Have you heard of Artificial General Intelligence (AGI)? Conforms to its auditory opponent –Audio General Intelligence. and Audio Flamingo 3 (AF3)NVIDIA has introduced a significant leap in how machines understand and justify sounds. Although past models could transcribe speech or classify audio clips, they lacked the ability to interpret audio in a context-rich, human-like manner, namely, propagated speech, ambient sounds and music, and extended durations. AF3 changed that.
With Audio Flamingo 3, NVIDIA Introduction Fully open source large audio model (LALM) This is not only heard, but also understood the reasons and reasons. Built on a five-stage course, AF3 is powered by the AF-Whisper encoder, supports long audio inputs (up to 10 minutes), multi-transform multi-audit chat, thinking on demand, and even voice-to-sound interactions. This sets a new standard for how AI systems interact with sounds, bringing us closer to AGI.


Audio Flamingo 3’s core innovation 3
- af-whisper: a unified audio encoder AF3 uses Af-whisper, a novel encoder adapted from Whisper-V3. It uses the same architecture to process speech, ambient sounds, and music, thus identifying the major limitations of early LALMs using separate encoders, resulting in inconsistencies. Af-Whisper uses audio capture datasets, synthetic metadata and dense 1280-dimensional embedding space to align with text representations.
- Audio chain: on-demand reasoning Unlike static quality inspection systems, AF3 is equipped with a “thinking” function. Using the AF-INK dataset (250K example), the model can perform inferences through the passing by the manager when prompted, allowing it to interpret its inference steps before getting an answer, which is a critical step towards transparent audio AI.
- Multi-change multi-voice dialogue With the AF-CHAT dataset (75K dialogue), AF3 can conduct context conversations in context conversations involving multiple audio inputs across rounds. This interaction that mimics the real world, humans refer to previous audio cues. It also uses stream text to the speech module to introduce speech to sound dialogue.
- Long audio reasoning The AF3 is the first fully open model that can reason with audio input up to 10 minutes. The model received Longaudio-XL training (example 1.25 million), supporting tasks such as satisfaction summary, podcast understanding, satirical detection, and time basis.

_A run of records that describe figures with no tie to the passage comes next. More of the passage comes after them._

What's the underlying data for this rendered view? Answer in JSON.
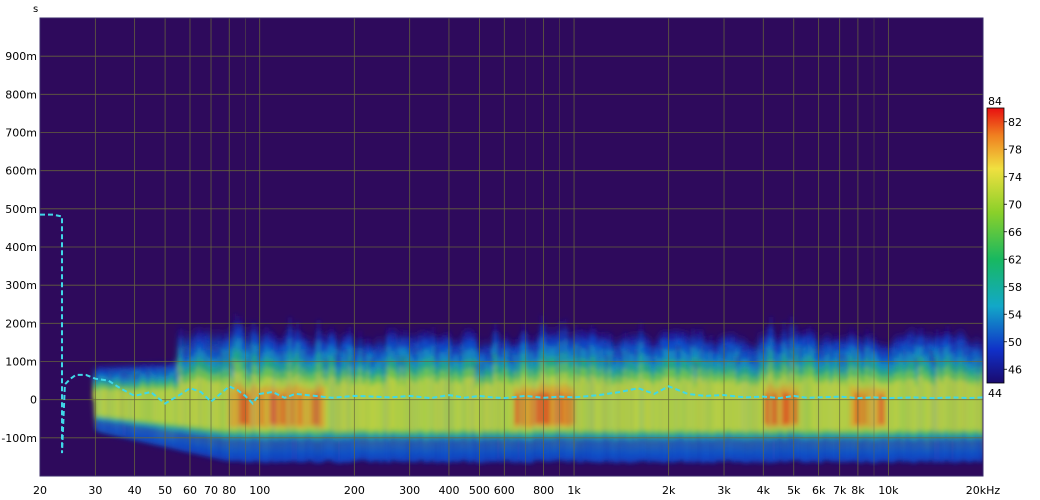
{
  "chart_data": {
    "type": "heatmap",
    "title": "",
    "xlabel": "",
    "ylabel": "",
    "y_unit_label": "s",
    "x_scale": "log",
    "xlim": [
      20,
      20000
    ],
    "ylim": [
      -0.2,
      1.0
    ],
    "x_ticks": [
      {
        "v": 20,
        "label": "20"
      },
      {
        "v": 30,
        "label": "30"
      },
      {
        "v": 40,
        "label": "40"
      },
      {
        "v": 50,
        "label": "50"
      },
      {
        "v": 60,
        "label": "60"
      },
      {
        "v": 70,
        "label": "70"
      },
      {
        "v": 80,
        "label": "80"
      },
      {
        "v": 100,
        "label": "100"
      },
      {
        "v": 200,
        "label": "200"
      },
      {
        "v": 300,
        "label": "300"
      },
      {
        "v": 400,
        "label": "400"
      },
      {
        "v": 500,
        "label": "500"
      },
      {
        "v": 600,
        "label": "600"
      },
      {
        "v": 800,
        "label": "800"
      },
      {
        "v": 1000,
        "label": "1k"
      },
      {
        "v": 2000,
        "label": "2k"
      },
      {
        "v": 3000,
        "label": "3k"
      },
      {
        "v": 4000,
        "label": "4k"
      },
      {
        "v": 5000,
        "label": "5k"
      },
      {
        "v": 6000,
        "label": "6k"
      },
      {
        "v": 7000,
        "label": "7k"
      },
      {
        "v": 8000,
        "label": "8k"
      },
      {
        "v": 10000,
        "label": "10k"
      },
      {
        "v": 20000,
        "label": "20kHz"
      }
    ],
    "y_ticks": [
      {
        "v": 0.9,
        "label": "900m"
      },
      {
        "v": 0.8,
        "label": "800m"
      },
      {
        "v": 0.7,
        "label": "700m"
      },
      {
        "v": 0.6,
        "label": "600m"
      },
      {
        "v": 0.5,
        "label": "500m"
      },
      {
        "v": 0.4,
        "label": "400m"
      },
      {
        "v": 0.3,
        "label": "300m"
      },
      {
        "v": 0.2,
        "label": "200m"
      },
      {
        "v": 0.1,
        "label": "100m"
      },
      {
        "v": 0.0,
        "label": "0"
      },
      {
        "v": -0.1,
        "label": "-100m"
      }
    ],
    "colorbar": {
      "min": 44,
      "max": 84,
      "ticks": [
        "84",
        "82",
        "78",
        "74",
        "70",
        "66",
        "62",
        "58",
        "54",
        "50",
        "46",
        "44"
      ]
    },
    "grid": true,
    "colors": {
      "background": "#2e0a5c",
      "grid": "#6a6a3a",
      "peak_line": "#3fd8e8"
    },
    "series": [
      {
        "kind": "peak_delay_line",
        "x": [
          20,
          22,
          23.5,
          23.5,
          24,
          25,
          26,
          28,
          30,
          33,
          36,
          40,
          45,
          50,
          55,
          60,
          65,
          70,
          75,
          80,
          85,
          90,
          95,
          100,
          110,
          120,
          130,
          150,
          170,
          200,
          230,
          260,
          300,
          350,
          400,
          450,
          500,
          550,
          600,
          700,
          800,
          900,
          1000,
          1200,
          1400,
          1600,
          1800,
          2000,
          2300,
          2600,
          3000,
          3500,
          4000,
          4500,
          5000,
          5500,
          6000,
          7000,
          8000,
          9000,
          10000,
          12000,
          14000,
          16000,
          18000,
          20000
        ],
        "y": [
          0.485,
          0.485,
          0.48,
          -0.14,
          0.04,
          0.055,
          0.065,
          0.065,
          0.055,
          0.05,
          0.03,
          0.01,
          0.02,
          -0.01,
          0.01,
          0.03,
          0.02,
          -0.005,
          0.015,
          0.035,
          0.025,
          0.01,
          -0.01,
          0.015,
          0.02,
          0.005,
          0.015,
          0.01,
          0.005,
          0.01,
          0.008,
          0.006,
          0.01,
          0.004,
          0.012,
          0.005,
          0.01,
          0.006,
          0.004,
          0.01,
          0.005,
          0.008,
          0.006,
          0.012,
          0.02,
          0.03,
          0.015,
          0.035,
          0.015,
          0.01,
          0.012,
          0.006,
          0.008,
          0.004,
          0.01,
          0.005,
          0.006,
          0.008,
          0.004,
          0.006,
          0.004,
          0.006,
          0.004,
          0.006,
          0.004,
          0.006
        ]
      }
    ]
  }
}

State-of-the-art benchmarks and real-world capabilities
AF3 has more than 20 benchmarks of open and closed models, including:
- MMAU (AVG): 73.14% (compared with qwen2.5-o+2.14%)
- Longaudiobench: 68.6 (GPT-4O evaluation), defeating Gemini 2.5 Pro
- Librispeech (ASR): 1.57%, better than PHI-4 mm
- Clothoaqa: 91.1% (89.2% compared to qwen2.5-o)
These improvements are more than just marginal. They redefined the expectations of audio language systems. AF3 also introduces benchmarks in voice chat and voice generation, achieving a generation latency of 5.94s (14.62s for QWEN2.5) and better similarity scores.
Data Pipeline: Datasets that teach audio inference
Nvidia not only scales the calculations, but also reconsider the data:
- Audioskills-XL: The 8M example combines environment, music and voice reasoning.
- longaudio-xl: Long-term speech covering audiobooks, podcasts, conferences.
- Af-thick: Promote short crib-style inference.
- AF-CHAT: Designed for multi-turn, multi-voice dialogue.
Each dataset, as well as training code and recipes, is fully open source, reproducible and future research.
Open source
AF3 is not only a model decline. Nvidia Release:
- Model weight
- Training Recipes
- Inference code
- Four open datasets
This transparency makes AF3 the most accessible latest audio language model. It opens new research directions for auditory reasoning, low-latency audio proxying, music comprehension and multimodal interaction.
Conclusion: Going towards general audio intelligence
Audio Flamingo 3 shows that deep audio understanding is not only possible, but can be reproduced and open. By combining scales, novel training strategies and different data, NVIDIA provides a model to listen, understand and justify ways to previous LALMS not understand and justify.
Check Paper,,,,, Codes and models that embrace faces. All credits for this study are to the researchers on the project.
Ready to connect with 1 million+ AI development/engineers/researchers? See how NVIDIA, LG AI Research and Advanced AI companies leverage Marktechpost to reach target audiences [Learn More]

Asif Razzaq is CEO of Marktechpost Media Inc. As a visionary entrepreneur and engineer, ASIF is committed to harnessing the potential of artificial intelligence to achieve social benefits. His recent effort is to launch Marktechpost, an artificial intelligence media platform that has an in-depth coverage of machine learning and deep learning news that can sound both technically, both through technical voices and be understood by a wide audience. The platform has over 2 million views per month, demonstrating its popularity among its audience.